Homem que emprestou arma a Nisman diz que alertou promotor sobre denúncias

Francisco Peregil

Em Buenos Aires (Argentina)

  • Florencia Downes/Telam/Xinhua

    Diego Lagomarsino (esq.): "Não sei por que minhas digitais não estão na arma"

    Diego Lagomarsino (esq.): "Não sei por que minhas digitais não estão na arma"

O técnico em informática que emprestou a arma ao promotor Alberto Nisman é o único imputado na investigação pela misteriosa morte do funcionário público que havia denunciado a presidente argentina

O técnico em informática Diego Lagomarsino, 38 anos, é o único indiciado na investigação sobre a morte do promotor argentino Alberto Nisman. Ele emprestou a arma que acabaria com a vida de Nisman em 18 de janeiro passado, quatro dias depois de ter denunciado a presidente por encobrimento de terroristas. A entrevista se realiza no escritório de seu advogado, Maximiliano Rusconi.

El País: Quando e como o senhor conheceu o promotor Nisman?

Diego Lagomarsino: Foi através de um amigo comum, não lembro quando. Alberto tinha um problema em seu computador pessoal. Fui a sua casa e ficamos ligados através de uma relação comercial.

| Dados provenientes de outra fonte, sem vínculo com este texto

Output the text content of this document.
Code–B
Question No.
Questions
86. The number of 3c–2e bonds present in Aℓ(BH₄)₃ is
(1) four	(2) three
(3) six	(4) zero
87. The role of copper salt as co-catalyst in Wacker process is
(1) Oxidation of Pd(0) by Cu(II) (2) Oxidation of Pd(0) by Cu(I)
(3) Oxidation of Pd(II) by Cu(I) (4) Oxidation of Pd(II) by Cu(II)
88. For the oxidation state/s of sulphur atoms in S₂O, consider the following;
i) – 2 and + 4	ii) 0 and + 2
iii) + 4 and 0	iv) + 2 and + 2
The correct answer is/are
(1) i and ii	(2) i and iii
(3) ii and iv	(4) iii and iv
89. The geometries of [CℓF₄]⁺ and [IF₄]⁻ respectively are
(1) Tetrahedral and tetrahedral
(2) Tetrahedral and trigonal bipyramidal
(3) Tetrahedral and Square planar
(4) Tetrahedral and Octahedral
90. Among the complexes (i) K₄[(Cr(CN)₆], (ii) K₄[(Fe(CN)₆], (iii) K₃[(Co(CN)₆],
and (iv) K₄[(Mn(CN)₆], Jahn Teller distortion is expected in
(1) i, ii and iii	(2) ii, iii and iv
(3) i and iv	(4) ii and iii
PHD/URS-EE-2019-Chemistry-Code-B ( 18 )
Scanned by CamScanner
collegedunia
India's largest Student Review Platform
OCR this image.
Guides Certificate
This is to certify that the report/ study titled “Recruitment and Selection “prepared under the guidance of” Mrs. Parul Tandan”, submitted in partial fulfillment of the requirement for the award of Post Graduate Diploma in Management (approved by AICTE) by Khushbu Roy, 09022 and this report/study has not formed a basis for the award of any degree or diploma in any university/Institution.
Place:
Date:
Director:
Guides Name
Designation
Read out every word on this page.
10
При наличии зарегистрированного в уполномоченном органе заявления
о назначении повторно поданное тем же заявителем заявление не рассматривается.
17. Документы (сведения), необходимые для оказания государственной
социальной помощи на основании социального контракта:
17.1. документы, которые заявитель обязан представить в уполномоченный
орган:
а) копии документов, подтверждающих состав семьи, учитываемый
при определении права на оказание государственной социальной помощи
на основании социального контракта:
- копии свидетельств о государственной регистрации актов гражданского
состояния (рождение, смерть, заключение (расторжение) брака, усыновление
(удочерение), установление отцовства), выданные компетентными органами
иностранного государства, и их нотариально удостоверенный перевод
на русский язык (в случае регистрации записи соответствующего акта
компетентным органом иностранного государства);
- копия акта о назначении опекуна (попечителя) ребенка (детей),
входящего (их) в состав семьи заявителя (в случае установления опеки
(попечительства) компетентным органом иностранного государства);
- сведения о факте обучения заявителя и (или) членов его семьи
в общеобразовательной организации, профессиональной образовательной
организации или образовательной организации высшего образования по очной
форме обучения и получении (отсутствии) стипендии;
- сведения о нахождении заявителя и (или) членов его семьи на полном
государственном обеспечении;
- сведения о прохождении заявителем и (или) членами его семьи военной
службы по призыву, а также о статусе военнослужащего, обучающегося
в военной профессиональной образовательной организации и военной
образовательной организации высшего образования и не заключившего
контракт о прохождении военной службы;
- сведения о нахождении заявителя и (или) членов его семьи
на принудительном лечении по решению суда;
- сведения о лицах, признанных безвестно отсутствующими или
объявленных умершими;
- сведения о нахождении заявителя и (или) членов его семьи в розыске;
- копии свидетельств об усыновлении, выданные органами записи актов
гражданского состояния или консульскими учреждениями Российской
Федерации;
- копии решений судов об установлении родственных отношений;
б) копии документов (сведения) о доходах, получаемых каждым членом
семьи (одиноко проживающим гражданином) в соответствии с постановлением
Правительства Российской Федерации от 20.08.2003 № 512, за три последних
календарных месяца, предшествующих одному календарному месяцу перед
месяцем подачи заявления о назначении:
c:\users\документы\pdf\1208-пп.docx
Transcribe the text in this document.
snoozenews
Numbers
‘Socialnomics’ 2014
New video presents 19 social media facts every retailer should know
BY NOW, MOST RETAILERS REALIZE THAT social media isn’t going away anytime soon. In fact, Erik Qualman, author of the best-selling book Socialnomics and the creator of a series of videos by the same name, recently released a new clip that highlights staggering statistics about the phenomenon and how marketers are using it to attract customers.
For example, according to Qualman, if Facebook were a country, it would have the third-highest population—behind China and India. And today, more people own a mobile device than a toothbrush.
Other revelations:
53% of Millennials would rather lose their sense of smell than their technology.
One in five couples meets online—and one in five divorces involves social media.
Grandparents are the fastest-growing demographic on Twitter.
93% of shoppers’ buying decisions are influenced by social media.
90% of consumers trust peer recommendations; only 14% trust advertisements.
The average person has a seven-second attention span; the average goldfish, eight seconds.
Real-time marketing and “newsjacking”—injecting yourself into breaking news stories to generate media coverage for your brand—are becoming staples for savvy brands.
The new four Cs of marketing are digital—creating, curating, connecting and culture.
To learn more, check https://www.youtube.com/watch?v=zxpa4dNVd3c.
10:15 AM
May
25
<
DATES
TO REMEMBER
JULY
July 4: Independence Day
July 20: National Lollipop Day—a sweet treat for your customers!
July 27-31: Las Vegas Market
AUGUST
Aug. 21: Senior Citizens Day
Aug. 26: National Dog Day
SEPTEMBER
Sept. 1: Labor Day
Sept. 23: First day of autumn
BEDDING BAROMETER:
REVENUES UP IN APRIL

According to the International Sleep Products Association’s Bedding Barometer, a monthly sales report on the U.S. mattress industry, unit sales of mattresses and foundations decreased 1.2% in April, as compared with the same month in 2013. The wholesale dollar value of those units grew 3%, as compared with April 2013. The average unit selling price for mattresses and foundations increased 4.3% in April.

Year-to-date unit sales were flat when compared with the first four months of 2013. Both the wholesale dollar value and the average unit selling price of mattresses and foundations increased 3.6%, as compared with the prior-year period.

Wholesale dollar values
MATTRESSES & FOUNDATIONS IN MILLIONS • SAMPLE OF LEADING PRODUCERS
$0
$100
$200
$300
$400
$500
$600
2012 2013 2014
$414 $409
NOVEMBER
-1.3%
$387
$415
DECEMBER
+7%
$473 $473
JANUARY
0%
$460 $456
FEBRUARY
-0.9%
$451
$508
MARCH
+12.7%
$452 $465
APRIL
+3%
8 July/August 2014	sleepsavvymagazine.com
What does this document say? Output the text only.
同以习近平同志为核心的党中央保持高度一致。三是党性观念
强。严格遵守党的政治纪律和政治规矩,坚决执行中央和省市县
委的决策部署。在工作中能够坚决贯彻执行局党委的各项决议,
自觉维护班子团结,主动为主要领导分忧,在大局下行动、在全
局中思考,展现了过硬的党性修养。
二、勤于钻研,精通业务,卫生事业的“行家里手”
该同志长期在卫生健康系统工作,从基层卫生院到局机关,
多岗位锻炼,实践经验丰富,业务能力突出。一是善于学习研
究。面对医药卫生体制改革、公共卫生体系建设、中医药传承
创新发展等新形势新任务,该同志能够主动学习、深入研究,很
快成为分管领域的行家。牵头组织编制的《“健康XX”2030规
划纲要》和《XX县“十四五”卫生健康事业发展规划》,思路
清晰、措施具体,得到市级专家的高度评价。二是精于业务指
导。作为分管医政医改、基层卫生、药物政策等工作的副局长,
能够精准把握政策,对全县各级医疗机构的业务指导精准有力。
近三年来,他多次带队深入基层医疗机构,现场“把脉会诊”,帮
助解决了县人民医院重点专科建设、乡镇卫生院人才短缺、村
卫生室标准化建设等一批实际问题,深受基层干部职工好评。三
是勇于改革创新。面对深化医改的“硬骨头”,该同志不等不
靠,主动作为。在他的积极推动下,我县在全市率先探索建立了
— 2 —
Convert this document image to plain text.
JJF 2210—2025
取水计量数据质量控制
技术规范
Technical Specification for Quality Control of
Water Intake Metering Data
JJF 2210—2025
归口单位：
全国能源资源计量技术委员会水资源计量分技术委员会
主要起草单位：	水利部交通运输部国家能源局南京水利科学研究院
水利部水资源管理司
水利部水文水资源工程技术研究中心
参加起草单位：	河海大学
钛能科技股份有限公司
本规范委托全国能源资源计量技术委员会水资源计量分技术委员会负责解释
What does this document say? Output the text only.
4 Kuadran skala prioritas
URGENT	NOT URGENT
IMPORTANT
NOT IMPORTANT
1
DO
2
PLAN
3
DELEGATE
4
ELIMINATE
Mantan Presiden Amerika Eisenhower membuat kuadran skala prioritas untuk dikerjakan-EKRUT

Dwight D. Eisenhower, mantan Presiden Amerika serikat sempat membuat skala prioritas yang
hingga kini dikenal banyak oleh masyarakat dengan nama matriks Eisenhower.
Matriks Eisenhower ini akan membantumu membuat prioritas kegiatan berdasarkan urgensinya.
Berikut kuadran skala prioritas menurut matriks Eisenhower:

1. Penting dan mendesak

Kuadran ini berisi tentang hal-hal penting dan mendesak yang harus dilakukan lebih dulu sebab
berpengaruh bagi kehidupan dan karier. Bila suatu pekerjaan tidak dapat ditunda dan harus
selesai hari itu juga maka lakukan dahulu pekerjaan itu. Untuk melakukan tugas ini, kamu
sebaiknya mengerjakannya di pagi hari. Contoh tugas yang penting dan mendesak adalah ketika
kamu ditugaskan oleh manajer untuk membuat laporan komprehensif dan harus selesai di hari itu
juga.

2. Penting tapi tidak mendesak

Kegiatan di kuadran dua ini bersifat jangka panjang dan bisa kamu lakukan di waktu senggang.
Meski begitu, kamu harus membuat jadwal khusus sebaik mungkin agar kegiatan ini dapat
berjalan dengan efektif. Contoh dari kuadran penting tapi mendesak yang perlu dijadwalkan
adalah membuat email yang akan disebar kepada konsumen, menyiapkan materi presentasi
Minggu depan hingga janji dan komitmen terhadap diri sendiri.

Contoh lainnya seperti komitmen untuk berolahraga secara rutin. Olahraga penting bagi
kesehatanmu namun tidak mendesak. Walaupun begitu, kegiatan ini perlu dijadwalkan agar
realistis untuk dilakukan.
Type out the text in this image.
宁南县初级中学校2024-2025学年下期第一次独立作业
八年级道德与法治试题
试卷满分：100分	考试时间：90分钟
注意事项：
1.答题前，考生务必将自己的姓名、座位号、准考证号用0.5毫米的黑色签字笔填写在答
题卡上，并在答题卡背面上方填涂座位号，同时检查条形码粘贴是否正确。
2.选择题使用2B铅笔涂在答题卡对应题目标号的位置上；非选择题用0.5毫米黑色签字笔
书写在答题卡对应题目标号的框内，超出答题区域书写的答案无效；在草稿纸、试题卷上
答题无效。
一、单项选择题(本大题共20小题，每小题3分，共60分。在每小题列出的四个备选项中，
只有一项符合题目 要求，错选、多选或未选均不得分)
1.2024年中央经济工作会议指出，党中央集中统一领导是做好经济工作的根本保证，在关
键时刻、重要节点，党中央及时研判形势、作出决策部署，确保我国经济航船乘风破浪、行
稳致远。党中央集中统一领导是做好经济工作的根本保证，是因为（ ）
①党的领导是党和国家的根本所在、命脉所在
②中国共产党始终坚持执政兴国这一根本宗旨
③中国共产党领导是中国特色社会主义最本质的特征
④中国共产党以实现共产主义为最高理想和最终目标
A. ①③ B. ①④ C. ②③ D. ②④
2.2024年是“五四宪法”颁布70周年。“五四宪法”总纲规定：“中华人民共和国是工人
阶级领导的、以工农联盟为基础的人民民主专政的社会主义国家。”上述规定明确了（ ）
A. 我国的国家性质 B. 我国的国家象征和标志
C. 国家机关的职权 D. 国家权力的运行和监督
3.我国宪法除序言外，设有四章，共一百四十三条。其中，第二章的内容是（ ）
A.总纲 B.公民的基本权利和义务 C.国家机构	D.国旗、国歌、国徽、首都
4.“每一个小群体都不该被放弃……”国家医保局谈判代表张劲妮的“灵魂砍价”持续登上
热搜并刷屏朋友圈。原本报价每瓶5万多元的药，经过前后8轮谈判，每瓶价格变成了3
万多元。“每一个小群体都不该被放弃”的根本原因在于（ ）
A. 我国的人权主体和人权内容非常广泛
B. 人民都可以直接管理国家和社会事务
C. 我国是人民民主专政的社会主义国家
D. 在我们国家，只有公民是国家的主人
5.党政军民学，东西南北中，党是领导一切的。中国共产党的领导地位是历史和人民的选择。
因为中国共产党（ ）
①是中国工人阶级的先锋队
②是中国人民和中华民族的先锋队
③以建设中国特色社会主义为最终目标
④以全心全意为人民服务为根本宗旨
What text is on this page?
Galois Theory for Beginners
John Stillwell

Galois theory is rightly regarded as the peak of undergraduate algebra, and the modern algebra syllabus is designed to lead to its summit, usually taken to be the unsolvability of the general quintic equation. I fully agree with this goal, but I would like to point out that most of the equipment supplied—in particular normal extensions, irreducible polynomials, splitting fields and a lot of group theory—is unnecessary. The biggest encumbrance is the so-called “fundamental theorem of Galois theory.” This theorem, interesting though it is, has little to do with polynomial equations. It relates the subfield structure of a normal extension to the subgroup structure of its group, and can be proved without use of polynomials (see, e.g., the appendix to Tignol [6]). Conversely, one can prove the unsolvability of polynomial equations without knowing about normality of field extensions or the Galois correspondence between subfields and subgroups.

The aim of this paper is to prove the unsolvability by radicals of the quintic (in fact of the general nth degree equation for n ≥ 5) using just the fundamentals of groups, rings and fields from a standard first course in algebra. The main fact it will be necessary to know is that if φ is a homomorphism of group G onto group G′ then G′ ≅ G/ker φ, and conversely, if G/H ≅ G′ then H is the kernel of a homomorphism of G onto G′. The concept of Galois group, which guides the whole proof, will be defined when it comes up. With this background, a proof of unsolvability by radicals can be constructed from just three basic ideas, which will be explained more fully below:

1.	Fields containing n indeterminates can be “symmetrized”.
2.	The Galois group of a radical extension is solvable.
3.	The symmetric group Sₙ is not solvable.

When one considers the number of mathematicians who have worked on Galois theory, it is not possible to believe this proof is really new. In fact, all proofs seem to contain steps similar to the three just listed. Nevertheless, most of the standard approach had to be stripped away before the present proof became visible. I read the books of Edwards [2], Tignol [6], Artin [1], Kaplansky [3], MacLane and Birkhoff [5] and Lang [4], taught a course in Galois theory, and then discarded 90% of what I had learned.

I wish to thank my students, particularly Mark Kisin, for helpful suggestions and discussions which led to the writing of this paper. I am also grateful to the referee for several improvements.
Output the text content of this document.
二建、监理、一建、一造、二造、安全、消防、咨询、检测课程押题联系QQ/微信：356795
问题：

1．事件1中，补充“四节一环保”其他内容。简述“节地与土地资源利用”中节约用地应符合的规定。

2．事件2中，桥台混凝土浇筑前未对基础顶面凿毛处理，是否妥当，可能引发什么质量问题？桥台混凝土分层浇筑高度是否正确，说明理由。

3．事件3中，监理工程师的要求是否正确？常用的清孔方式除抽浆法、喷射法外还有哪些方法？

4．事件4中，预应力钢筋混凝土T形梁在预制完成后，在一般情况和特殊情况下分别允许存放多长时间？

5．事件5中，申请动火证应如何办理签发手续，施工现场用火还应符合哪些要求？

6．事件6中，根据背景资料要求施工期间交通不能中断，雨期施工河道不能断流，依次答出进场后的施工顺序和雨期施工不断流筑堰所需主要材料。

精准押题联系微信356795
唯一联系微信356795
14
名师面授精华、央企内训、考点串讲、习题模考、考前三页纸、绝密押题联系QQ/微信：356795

El País: Em que momento começa seu contrato com a promotoria da causa Amia [investigava o atentado em 1994 contra a Associação Mutual Israelita Argentina]?

Lagomarsino:Em meados de 2007.

El País: Seu salário de 40 mil pesos mensais [cerca de 4 mil euros no mercado oficial], sem necessidade de ir à Promotoria, foi muito questionado. Em que consistia seu trabalho?

Lagomarsino:Em ajudar Alberto Nisman em tudo o que se relacionasse a TI [tecnologia da informação]. Pontualmente a ele, e não à Promotoria. Inicialmente eu ia trabalhar para a Promotoria, mas ele me disse: "Não, você vai trabalhar para mim". Falou-se muito se eu ganhava 40 mil pesos para fazer cópias de segurança. Mas na realidade sistemas não é somente fazer backup. Alberto não era uma pessoa fácil. Também não era má pessoa, ao contrário. Mas ele queria as coisas já, no momento. E eu sou obcecado por trabalho. Quando Alberto dizia que não confiava nas duas pessoas [técnicos em informática] que trabalhavam na promotoria, hoje percebo que não é que não confiasse profissionalmente, mas que era uma questão de respostas. Quando eu ligo, você atende.

El País: Quantas vezes o chamava?

Lagomarsino:Às vezes seguidamente, em outras duas ou três vezes por mês.

El País: A presidente Cristina Kirchner se referiu até quatro vezes em um discurso a sua relação íntima com Nisman. Em que consistia essa intimidade?

Lagomarsino:Pergunte a Cristina. Não sei o que é uma relação íntima. Quando se tem uma relação de tanto tempo, não se é um amigo nem tampouco um chefe. Se a presidente se referiu a uma relação homossexual, garanto que não. O que me incomoda nisso é que no meio há outras pessoas. Meus filhos são muito pequenos, mas Alberto tem uma filha maior.

El País: O senhor ensinou Nisman a manusear a pistola. Mas não se encontraram vestígios seus na arma. A que acredita que se deva isso?

Lagomarsino:Não sei. Minhas impressões digitais deveriam estar lá.

El País: O senhor a limpou antes de entregá-la?

Lagomarsino:Não. Deveriam estar. Os motivos técnicos eu não conheço.

El País: Por que tinha uma arma?

Lagomarsino:Eu a herdei em 2002. Veio por meio de um parente e eu queria começar a atirar. A realidade é que a usei duas vezes nessa época e estava sem uso.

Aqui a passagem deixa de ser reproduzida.